8-KMaterial AgreementsFinancial EventsRegulation FD+1

WILLIAMS COMPANIES, INC. 8-K Report, Material Agreement (Feb 22, 2010)

Filed February 22, 2010For Securities:WMB

Summary

The Williams Companies, Inc. (WMB) filed an 8-K on February 22, 2010, detailing significant corporate and financial actions. The most prominent event reported is the consummation of the "Dropdown" transaction on February 17, 2010, where Williams transferred certain assets to its master limited partnership, Williams Partners L.P. (the "Partnership"). This strategic move aims to reorganize assets and potentially enhance value for shareholders of both entities. In conjunction with the Dropdown, the Partnership secured a new $1.75 billion, three-year senior unsecured revolving credit facility, which can be increased by an additional $250 million. This new facility replaces an existing $450 million credit agreement.
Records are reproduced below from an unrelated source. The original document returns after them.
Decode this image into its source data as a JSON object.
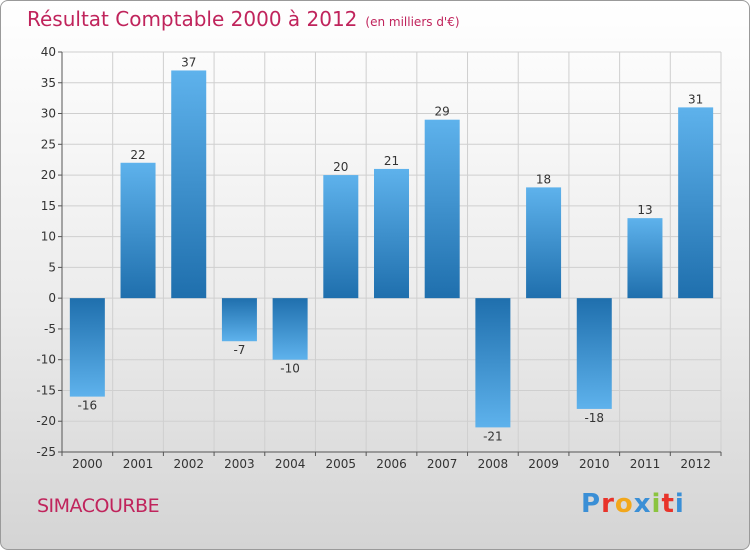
{
  "title": "Résultat Comptable 2000 à 2012",
  "subtitle": "(en milliers d'€)",
  "commune": "SIMACOURBE",
  "logo": {
    "text": "Proxiti",
    "colors": [
      "#3a8fd6",
      "#e8332a",
      "#f2a71b",
      "#3a8fd6",
      "#8bc43f",
      "#e8332a",
      "#3a8fd6"
    ]
  },
  "chart_data": {
    "type": "bar",
    "title": "Résultat Comptable 2000 à 2012",
    "subtitle": "(en milliers d'€)",
    "categories": [
      "2000",
      "2001",
      "2002",
      "2003",
      "2004",
      "2005",
      "2006",
      "2007",
      "2008",
      "2009",
      "2010",
      "2011",
      "2012"
    ],
    "values": [
      -16,
      22,
      37,
      -7,
      -10,
      20,
      21,
      29,
      -21,
      18,
      -18,
      13,
      31
    ],
    "value_labels": [
      "-16",
      "22",
      "37",
      "-7",
      "-10",
      "20",
      "21",
      "29",
      "-21",
      "18",
      "-18",
      "13",
      "31"
    ],
    "ylim": [
      -25,
      40
    ],
    "yticks": [
      40,
      35,
      30,
      25,
      20,
      15,
      10,
      5,
      0,
      -5,
      -10,
      -15,
      -20,
      -25
    ],
    "ytick_labels": [
      "40",
      "35",
      "30",
      "25",
      "20",
      "15",
      "10",
      "5",
      "0",
      "-5",
      "-10",
      "-15",
      "-20",
      "-25"
    ],
    "grid": true,
    "bar_color_light": "#5eb2ec",
    "bar_color_dark": "#1f6fad",
    "xlabel": "",
    "ylabel": ""
  }
}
The new credit facility includes covenants related to debt levels and other financial restrictions, with specific leverage ratios for the Partnership and its subsidiaries, Transco and Northwest Pipeline GP. This move signals a focus on managing debt and ensuring financial flexibility for future operations and growth.

Key Highlights

  • 1Williams Companies (WMB) completed the 'Dropdown' transaction, transferring assets to Williams Partners L.P. (WPZ) on February 17, 2010.
  • 2Williams Partners L.P. entered into a new $1.75 billion, three-year senior unsecured revolving credit facility, replacing its prior credit agreement.
  • 3The new credit facility has an accordion feature allowing for an additional $250 million in borrowings.
  • 4Key borrowers under the new facility include Williams Partners L.P., Transcontinental Gas Pipe Line Company, LLC ('Transco'), and Northwest Pipeline GP ('Northwest').
  • 5The facility imposes leverage covenants, including a maximum debt-to-EBITDA ratio of 5.00:1.00 for the Partnership and a maximum debt-to-capitalization ratio of 55% for Transco and Northwest.
  • 6The existing $450 million senior unsecured credit agreement of the Partnership was terminated upon entering the new credit facility.
  • 7WMB also announced final results of a tender offer for up to $3.0 billion of its outstanding debt securities.